Am Mittwochabend, dem 27. Mai 2026, ereignete sich in Harl, einer kleinen Gemeinde bei Weiz, ein schwerer Unfall. Ein 73-jähriger Mann war mit Grabungsarbeiten für ein Stromkabel beschäftigt, als er aus bislang unbekannten Gründen rund drei Meter über eine Steinmauer stürzte. Der Vorfall passierte genau um 17:54 Uhr, und wie es oft bei solchen Unglücken der Fall ist, geschah alles sehr schnell.

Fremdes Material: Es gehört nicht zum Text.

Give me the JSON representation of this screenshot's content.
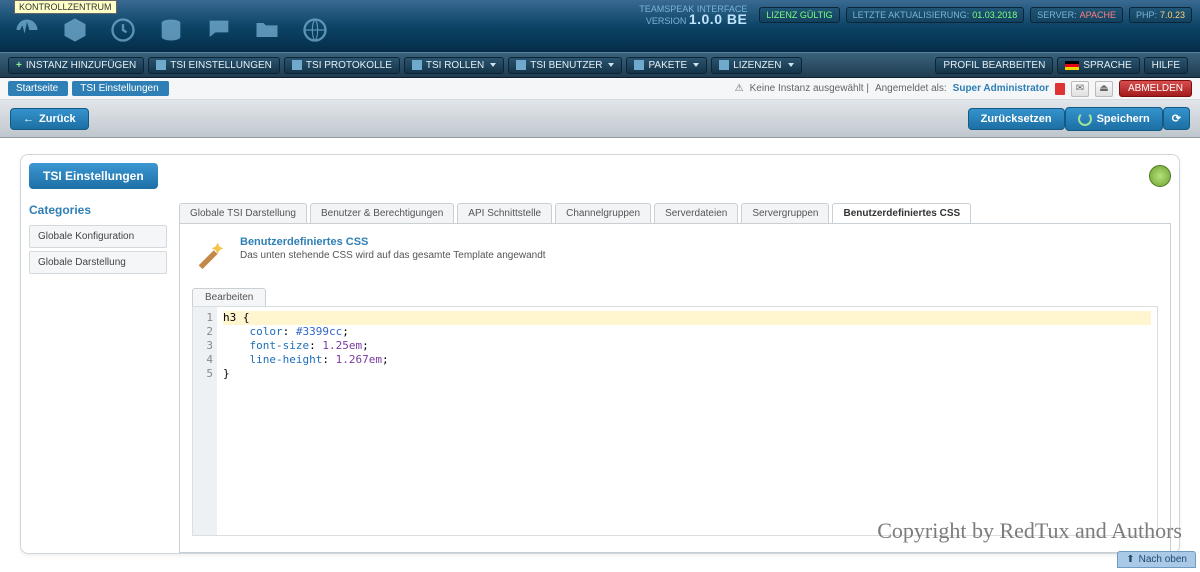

Nach seinem Sturz fiel ein loser Stein auf den Mann. Zum Glück konnte er Hilferufe absetzen, die von einem nahe arbeitenden Kollegen gehört wurden. Dieser zögerte nicht und verständigte sofort die Einsatzkräfte, die schnell eintrafen. Der Mann erhielt vor Ort Erste Hilfe durch einen Notarzt und wurde anschließend mit dem Rettungshubschrauber C12 ins LKH Graz geflogen. Über die genaue Schwere seiner Verletzungen ist bisher nichts bekannt – die Polizei spricht lediglich von Verletzungen unbestimmten Grades. Die Ermittlungen laufen, wobei Fremdverschulden nach aktuellem Stand ausgeschlossen werden kann.
Arbeitsunfall und gesetzliche Absicherung
Solche Unfälle sind nicht nur tragisch, sie werfen auch Fragen zur Absicherung der Betroffenen auf. Die gesetzliche Unfallversicherung hat die Aufgabe, Unfälle zu verhüten und die Betroffenen durch ein umfangreiches Betreuungs- und Entschädigungssystem abzusichern. Dabei sind nicht nur Arbeitnehmer versichert; auch Schüler, Kinder in Kindertagesstätten und sogar Personen, die Erste Hilfe leisten, fallen darunter. Der Begriff „Arbeitsunfall“ ist also weit gefasst.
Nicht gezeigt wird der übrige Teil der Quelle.